The nasty answer is "don't use select *", but if you really want to you can get the order of names for the columns from the description attribute for a cursor:

>>> from gadfly import gadfly
>>> g = gadfly("test", "dbtest")
>>> c = g.cursor()
>>> c.execute("select * from work")
>>> c.description
(('RATE', None, None, None, None, None, None), ('NAME', None, None, None,
None, None, None), ('HOURS', None, None, None, None, None, None))
>>> print c.pp()
40.2  | sam     | 30
10.2  | norm    | 45
5.4   | woody   | 80
4.4   | diane   | 3
12.9  | rebecca | 120
200.0 | cliff   | 26
3.5   | carla   | 9

IE, c.description[i][0] gives the name of the ith column. The query mechanism essentially randomizes the order of the columns in a select * and you cannot rely on the engine producing columns in any specific order unless you specify the order in the query explicitly.

Can I add my own table implementation?

Yes you can, to a limited extent. Use the remote view protocol in The table you add can extract information from any source but must not recursively query the same database instance (using a Python implementation) and place it into a Gadfly database either only once on first usage or once per query. The table added cannot be updated via SQL and you cannot load "only the part of the table you need for this query." The table added must be explicitly re-added during the database initialization on each usage, and if you implement the table incorrectly you may cause some gadfly queries to crash. Use with caution: this is an advanced feature. See

Why can't I update my own table implementation via SQL?

Although it is possible to create a protocol which allows non standard table implementations to be updated and optimized via SQL, the implications to the query optimization mechanism and the crash recovery strategy are not clear and may be quite subtle. At this time the implementation opts to avoid possible bugs by not supporting such features, although programmers are welcome to experiment at their own risk, with the understanding that their experimental modifications may not be supported in future releases.

It is perfectly possible to change the number of rows or values in no modifications from the implementations without using SQL or gadfly, however and have the updates automatically reflected in the table instance in the database. [You should not, however, change the number or names of the columns.]

For example gfintrospect.DictKeyValueView will "wrap" a Python dictionary as a gadfly table and automatically reflect modifications made by an external Python program to the dictionary.
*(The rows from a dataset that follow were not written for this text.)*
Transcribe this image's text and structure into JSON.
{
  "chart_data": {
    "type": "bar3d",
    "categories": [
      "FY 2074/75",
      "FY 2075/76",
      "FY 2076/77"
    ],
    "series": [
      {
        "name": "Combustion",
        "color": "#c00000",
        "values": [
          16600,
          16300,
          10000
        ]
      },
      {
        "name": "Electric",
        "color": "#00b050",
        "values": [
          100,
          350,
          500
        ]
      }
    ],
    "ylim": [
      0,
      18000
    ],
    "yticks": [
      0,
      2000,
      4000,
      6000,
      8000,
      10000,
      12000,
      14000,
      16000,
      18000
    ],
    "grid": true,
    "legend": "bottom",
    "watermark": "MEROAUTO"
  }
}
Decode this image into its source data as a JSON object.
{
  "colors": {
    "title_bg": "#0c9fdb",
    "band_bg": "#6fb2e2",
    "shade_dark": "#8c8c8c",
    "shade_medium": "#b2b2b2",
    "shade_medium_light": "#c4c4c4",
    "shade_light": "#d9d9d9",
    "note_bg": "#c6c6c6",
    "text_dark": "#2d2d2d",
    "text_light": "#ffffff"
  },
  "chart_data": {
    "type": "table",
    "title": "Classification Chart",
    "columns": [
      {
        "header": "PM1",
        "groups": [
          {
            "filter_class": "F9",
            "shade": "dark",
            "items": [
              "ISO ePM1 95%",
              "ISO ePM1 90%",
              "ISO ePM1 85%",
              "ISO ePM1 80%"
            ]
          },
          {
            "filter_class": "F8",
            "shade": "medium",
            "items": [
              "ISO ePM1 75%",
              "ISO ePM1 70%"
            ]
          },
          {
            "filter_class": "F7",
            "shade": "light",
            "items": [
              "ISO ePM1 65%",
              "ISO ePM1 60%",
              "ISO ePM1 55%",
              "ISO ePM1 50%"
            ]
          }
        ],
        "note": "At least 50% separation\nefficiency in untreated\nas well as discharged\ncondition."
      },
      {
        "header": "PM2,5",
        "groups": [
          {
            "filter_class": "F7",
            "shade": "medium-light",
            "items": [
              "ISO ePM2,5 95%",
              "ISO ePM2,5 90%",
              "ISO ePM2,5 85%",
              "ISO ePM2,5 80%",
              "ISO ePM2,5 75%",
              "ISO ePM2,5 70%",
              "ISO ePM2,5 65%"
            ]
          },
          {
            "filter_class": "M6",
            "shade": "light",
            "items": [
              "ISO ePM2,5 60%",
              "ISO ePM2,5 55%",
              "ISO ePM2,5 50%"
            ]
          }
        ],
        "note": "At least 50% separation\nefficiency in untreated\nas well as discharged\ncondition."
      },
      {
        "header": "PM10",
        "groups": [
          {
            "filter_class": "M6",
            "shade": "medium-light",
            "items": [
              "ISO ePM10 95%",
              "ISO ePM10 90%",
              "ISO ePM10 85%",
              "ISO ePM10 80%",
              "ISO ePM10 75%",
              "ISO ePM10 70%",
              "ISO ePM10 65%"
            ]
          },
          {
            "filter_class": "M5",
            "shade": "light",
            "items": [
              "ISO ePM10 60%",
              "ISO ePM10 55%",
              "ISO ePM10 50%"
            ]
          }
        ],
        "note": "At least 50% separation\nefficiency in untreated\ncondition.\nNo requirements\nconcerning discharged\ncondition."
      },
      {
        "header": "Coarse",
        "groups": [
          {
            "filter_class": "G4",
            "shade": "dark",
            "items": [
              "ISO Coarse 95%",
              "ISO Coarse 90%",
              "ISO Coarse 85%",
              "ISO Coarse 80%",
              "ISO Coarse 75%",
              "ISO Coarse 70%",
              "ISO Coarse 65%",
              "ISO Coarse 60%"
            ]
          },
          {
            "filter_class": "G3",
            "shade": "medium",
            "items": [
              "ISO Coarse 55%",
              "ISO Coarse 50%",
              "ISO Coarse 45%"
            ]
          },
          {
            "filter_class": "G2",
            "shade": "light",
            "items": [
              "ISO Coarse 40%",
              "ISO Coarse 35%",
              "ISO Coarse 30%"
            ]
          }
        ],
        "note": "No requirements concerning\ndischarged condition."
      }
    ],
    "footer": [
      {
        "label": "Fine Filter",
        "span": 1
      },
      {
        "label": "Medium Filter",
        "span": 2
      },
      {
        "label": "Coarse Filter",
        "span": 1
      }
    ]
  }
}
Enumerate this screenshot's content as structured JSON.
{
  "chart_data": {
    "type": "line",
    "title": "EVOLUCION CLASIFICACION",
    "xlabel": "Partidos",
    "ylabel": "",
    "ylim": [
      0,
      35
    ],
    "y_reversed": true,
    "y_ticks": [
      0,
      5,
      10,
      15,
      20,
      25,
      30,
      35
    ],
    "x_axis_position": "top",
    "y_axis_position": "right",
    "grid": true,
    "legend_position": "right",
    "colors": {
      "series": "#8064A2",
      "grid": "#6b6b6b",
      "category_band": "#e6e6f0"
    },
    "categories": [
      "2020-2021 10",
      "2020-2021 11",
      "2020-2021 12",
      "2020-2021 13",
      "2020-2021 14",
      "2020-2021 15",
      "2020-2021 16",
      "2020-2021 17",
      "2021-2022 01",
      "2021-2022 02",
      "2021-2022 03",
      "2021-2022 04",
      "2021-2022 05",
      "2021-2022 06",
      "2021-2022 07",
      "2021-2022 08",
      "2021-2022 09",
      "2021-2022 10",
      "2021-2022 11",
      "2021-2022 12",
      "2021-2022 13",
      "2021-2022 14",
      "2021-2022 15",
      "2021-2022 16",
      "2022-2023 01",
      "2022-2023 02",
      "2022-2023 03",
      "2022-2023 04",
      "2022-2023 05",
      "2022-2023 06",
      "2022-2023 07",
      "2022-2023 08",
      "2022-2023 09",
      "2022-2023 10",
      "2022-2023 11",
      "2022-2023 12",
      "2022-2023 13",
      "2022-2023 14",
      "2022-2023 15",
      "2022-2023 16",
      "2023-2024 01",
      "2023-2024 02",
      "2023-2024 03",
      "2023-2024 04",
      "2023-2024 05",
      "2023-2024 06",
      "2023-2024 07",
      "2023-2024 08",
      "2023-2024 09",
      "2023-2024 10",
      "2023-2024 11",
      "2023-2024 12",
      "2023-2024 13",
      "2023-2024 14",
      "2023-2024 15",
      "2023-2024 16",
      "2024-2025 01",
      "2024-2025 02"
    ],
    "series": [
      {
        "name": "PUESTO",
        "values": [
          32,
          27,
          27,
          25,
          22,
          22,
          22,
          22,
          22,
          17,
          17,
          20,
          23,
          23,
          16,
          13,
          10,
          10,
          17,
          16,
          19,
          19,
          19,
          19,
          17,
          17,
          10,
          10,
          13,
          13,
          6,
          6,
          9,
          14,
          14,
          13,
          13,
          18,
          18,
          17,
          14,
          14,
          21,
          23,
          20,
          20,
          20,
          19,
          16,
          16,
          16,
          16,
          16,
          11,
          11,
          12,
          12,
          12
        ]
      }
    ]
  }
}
How do you define a primary key?

New in 1.0 you can get the effect of a primary key by defining a unique index on the primary key columns:

create unique index pkey on person(firstname, lastname)

Effectively will enforce a primary key constraint for (firstname, lastname) on the person table.

What about NULLs, Triggers and other missing stuff?

The present release opted not to add missing standard or non-standard features that were likely to cause major modifications to large sections of the implementation, and therefore were likely to introduce bugs.

Where is the LIKE predicate?

The LIKE predicate for string matching is still not supported at the SQL level. For what it's worth, it is easy to use Python's string matching (regex, re,, etcetera) facilities on the result of a query. Also, for what it's worth, since the gadfly optimizer won't easily be able to optimize for string matching the "by hand" method would essentially be what gadfly would do anyway, without major modifications to the implementation.

After a crash Gadfly won't recover! Help!

This shouldn't happen, but did happen (at least once) for a previous release. If it happens again, you can explicitly delete the log files from the database directory in order to recover the database to a state which may or may not correspond to the state of the database at the second to last commit/checkpoint operation. It is possible, but not likely, that the database state will include some but not all updates from the last commit, but, to repeat, it shouldn't happen. Please report the problem if it occurs again.